Together with his mother, wife and two-year-old daughter, Gudadze went into South Ossetian territory near the border village of Artzev.
His request for political asylum is now being considered, according to the minister.
The journalist’s mother, Roza Bichikashvili, said he was threatened over his reports.
“Levan had three Tbilisi-based news websites, and they were shot down by the authorities one by one. He was called on the phone, sent threatening letters, so we decided to leave the country,” RIA Novosti news agency cites her as saying.
Gudadze and his family are now in South Ossetian capital Tskhinval.
But military commentator Viktor Litovkin doubts the journalist will be staying in South Ossetia for long.
“I don’t think that he really wants to get asylum in South Ossetia. What kind of work can a journalist do there? He may seek political asylum in Russia or move even further to a European country. Everything will depend on what he really wants. No one is going to put up any barriers to him as long as he's not linked to the Georgian security services,” says Litovkin.

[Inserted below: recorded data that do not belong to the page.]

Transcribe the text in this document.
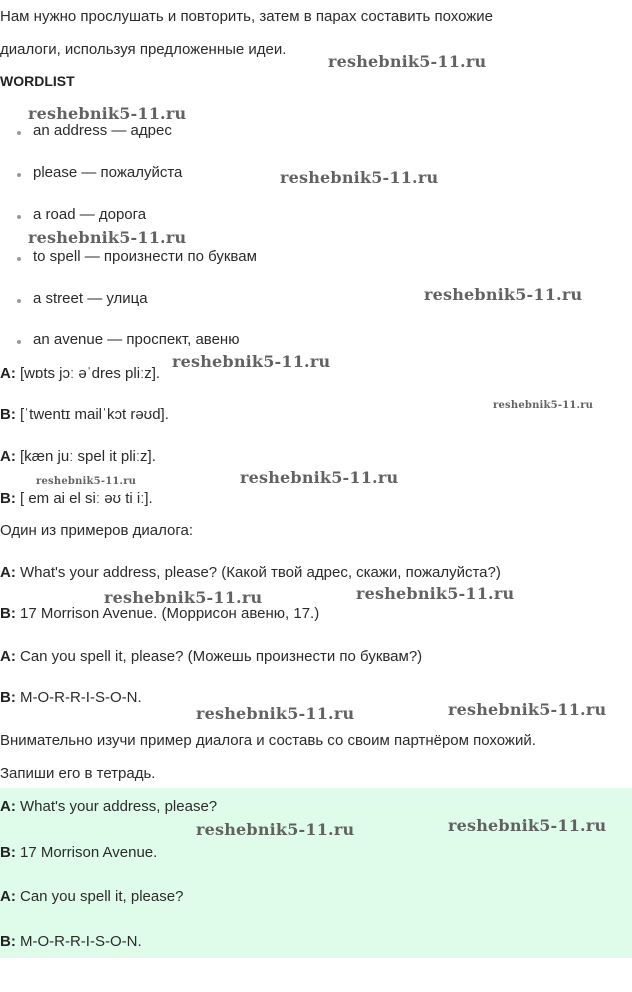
Нам нужно прослушать и повторить, затем в парах составить похожие
диалоги, используя предложенные идеи.
WORDLIST
an address — адрес
please — пожалуйста
a road — дорога
to spell — произнести по буквам
a street — улица
an avenue — проспект, авеню
A: [wɒts jɔː əˈdres pliːz].
B: [ˈtwentɪ mailˈkɔt rəʊd].
A: [kæn juː spel it pliːz].
B: [ em ai el siː əʊ ti iː].
Один из примеров диалога:
A: What's your address, please? (Какой твой адрес, скажи, пожалуйста?)
B: 17 Morrison Avenue. (Моррисон авеню, 17.)
A: Can you spell it, please? (Можешь произнести по буквам?)
B: M-O-R-R-I-S-O-N.
Внимательно изучи пример диалога и составь со своим партнёром похожий.
Запиши его в тетрадь.
A: What's your address, please?
B: 17 Morrison Avenue.
A: Can you spell it, please?
B: M-O-R-R-I-S-O-N.
reshebnik5-11.ru
reshebnik5-11.ru
reshebnik5-11.ru
reshebnik5-11.ru
reshebnik5-11.ru
reshebnik5-11.ru
reshebnik5-11.ru
reshebnik5-11.ru
reshebnik5-11.ru
reshebnik5-11.ru	reshebnik5-11.ru
reshebnik5-11.ru	reshebnik5-11.ru
reshebnik5-11.ru	reshebnik5-11.ru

RT's political commentator Peter Lavelle believes the journalist's story shows the real state of affairs concerning freedom of speech in Georgia.
“This is good and still another example of how unfree the media is in Georgia under Mr. Saakashvili. We have websites being shut down, we have people intimidated. There is virtually no independent media now in Georgia. And the West likes to ignore it because Mr. Saakashvili is their puppet in the Caucasus,” says Lavelle. “But it shows how civil society is deteriorating very much in Georgia, where there is very little respect for the authority right now and how it controls the country.”
A South Ossetian human rights officer says it’s not the first time that Georgian citizens have sought a better life in the neighboring republic.
“Incidents like this have become more frequent lately,” said David Sanakoev, a South Ossetian human rights officer. “Many Georgian citizens are seeking ways to leave the country because of the tense situation in Georgia and the impossibility of continuing to live there.”